There appear to be more squatters in that paper subdivision and Ciancio said he’s reported the fire and the issue with squatters to Community Development Department’s Code Enforcement Division Manager Marcus Beltramo.
Ciancio said he had a good response from Beltramo, who has indicated he will visit the area to investigate the situation.
Over the past few years the hills above Lucerne have seen an influx of illegal dumping, including the abandonment of numerous vehicles, many of them dilapidated motor homes, and squatting.
Just hours before the fire, Beltramo had participated in the regular meeting of the Abandoned Vehicle Abatement Service Authority, which was held at Clearlake City Hall.
Beltramo, who has taken a proactive approach to dealing with the county’s illegal dumping issues, said during the meeting that his staff is seeing more abandoned RVs popping up throughout the county on a weekly basis and it’s starting to create an issue.
In a Thursday statement, Cal Fire Sonoma-Lake-Napa Unit Chief Mike Marcucci said it’s important to exercise fire safety due to the severe drought conditions.
In the case of outdoor cooking, Cal Fire said it’s necessary to have a nonflammable 10-foot clearance around the cooking area and make sure there are no flying embers or sparks being produced.
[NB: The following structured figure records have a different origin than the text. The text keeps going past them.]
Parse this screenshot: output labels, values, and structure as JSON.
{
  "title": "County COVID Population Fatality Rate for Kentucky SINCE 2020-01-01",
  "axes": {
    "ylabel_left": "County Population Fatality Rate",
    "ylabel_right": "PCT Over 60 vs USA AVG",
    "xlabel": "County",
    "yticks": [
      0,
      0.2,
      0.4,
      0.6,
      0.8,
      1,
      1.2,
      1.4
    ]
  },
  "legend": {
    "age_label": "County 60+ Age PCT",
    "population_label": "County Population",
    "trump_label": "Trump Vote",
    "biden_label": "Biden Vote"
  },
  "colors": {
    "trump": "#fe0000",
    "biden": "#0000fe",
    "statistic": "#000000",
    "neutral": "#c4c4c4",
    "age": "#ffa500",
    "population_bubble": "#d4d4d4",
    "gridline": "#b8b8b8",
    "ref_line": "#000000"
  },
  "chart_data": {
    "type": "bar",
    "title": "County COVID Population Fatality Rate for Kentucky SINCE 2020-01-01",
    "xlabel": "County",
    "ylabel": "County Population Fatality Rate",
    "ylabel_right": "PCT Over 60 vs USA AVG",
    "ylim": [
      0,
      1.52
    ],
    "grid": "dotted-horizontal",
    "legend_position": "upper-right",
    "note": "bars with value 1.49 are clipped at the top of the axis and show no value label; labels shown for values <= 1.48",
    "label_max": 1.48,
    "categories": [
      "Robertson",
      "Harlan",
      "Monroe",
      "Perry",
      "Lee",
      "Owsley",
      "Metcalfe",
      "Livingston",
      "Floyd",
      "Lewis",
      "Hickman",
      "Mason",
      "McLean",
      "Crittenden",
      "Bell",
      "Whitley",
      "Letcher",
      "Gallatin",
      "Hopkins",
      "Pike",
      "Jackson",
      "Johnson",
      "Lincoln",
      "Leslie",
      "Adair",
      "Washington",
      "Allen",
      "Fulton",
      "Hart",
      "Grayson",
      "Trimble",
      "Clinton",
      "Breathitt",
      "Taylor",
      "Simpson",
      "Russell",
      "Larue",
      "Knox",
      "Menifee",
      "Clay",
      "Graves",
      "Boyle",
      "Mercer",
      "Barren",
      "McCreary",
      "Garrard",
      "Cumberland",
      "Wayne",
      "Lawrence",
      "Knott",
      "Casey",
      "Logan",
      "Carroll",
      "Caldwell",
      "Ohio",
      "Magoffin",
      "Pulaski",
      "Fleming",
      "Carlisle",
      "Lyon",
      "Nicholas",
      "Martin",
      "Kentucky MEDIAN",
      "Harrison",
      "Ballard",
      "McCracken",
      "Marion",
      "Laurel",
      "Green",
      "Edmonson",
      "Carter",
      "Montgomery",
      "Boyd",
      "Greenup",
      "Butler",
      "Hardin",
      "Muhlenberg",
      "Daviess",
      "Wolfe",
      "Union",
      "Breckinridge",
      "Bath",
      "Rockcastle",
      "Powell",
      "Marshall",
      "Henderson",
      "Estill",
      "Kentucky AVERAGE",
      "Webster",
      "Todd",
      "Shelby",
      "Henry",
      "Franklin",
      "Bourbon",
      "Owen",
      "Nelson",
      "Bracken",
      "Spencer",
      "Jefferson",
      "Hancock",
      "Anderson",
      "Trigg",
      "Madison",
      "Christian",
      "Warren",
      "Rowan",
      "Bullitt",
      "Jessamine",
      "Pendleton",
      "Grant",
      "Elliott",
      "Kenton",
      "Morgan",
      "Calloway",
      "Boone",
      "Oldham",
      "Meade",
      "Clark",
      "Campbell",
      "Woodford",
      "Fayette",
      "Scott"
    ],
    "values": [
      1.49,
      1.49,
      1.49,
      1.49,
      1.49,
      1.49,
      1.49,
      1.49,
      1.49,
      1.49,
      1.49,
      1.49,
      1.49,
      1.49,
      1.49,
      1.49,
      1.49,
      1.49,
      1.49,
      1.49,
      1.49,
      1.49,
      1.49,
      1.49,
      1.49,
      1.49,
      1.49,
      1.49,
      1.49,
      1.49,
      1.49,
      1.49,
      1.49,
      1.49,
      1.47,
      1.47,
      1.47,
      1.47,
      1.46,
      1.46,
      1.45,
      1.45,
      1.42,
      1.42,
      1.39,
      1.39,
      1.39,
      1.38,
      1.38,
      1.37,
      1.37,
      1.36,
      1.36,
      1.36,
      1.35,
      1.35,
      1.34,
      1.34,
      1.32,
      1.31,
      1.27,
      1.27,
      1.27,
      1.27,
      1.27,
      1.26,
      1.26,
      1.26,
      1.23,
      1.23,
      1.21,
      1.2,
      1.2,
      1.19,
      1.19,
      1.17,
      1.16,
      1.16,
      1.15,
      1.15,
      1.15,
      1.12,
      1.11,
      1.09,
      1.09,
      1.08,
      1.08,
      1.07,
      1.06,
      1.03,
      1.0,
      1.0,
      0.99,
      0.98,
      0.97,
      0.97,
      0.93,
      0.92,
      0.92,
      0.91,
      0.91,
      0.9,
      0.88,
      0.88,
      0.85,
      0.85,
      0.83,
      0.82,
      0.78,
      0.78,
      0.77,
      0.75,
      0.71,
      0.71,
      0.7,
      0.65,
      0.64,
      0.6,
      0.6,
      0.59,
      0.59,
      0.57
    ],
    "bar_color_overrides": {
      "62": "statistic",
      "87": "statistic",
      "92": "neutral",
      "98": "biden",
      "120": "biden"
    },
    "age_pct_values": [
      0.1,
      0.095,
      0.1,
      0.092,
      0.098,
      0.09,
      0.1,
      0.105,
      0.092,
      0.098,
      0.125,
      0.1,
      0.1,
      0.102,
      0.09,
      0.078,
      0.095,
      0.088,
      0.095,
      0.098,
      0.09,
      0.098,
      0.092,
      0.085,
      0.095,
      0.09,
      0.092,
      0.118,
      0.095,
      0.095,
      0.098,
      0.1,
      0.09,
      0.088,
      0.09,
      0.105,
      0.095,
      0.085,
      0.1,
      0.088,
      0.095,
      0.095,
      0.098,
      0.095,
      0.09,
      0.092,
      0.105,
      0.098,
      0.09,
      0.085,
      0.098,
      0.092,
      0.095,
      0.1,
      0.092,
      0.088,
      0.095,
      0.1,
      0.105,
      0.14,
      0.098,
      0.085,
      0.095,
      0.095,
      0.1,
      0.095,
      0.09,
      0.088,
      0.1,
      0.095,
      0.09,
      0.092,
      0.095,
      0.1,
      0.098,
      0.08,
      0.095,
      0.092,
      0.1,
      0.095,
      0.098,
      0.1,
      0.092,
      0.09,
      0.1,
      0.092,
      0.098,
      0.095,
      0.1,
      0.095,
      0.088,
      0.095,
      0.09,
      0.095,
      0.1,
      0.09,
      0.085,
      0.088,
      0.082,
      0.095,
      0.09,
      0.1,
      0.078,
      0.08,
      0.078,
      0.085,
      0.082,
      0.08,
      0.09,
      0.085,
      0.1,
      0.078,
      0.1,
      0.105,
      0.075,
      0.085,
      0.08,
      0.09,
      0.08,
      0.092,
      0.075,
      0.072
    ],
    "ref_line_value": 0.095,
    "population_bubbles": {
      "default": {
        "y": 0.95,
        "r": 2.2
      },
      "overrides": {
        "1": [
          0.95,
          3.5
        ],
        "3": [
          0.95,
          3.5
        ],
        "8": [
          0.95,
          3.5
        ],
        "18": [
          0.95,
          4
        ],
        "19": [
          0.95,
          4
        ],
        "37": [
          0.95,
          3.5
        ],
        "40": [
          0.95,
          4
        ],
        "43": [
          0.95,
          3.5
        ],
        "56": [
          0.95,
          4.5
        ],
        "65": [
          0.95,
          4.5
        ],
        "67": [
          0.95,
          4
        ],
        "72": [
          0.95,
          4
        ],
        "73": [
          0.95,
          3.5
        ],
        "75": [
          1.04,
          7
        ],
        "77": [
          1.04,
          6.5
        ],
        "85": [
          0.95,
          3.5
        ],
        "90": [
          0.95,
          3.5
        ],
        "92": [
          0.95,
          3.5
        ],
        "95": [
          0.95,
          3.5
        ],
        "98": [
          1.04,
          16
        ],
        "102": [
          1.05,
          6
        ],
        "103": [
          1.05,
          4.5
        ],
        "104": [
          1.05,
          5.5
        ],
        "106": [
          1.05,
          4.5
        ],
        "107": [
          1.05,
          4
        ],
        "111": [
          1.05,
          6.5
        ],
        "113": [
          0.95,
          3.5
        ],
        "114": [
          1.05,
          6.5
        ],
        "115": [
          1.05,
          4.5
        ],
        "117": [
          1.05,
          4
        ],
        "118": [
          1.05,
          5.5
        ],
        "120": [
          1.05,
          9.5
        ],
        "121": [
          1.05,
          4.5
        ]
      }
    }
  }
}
A water source and some tools nearby in case a fire starts also are recommended.
“Always remember that safe cooking practices not only help protect you from getting hurt and your property from being damaged, but it also helps protect your community and the people around you,” the statement said.
Cal Fire said it will take aggressive and prompt enforcement actions to prevent fires and hold those responsible for causing them accountable.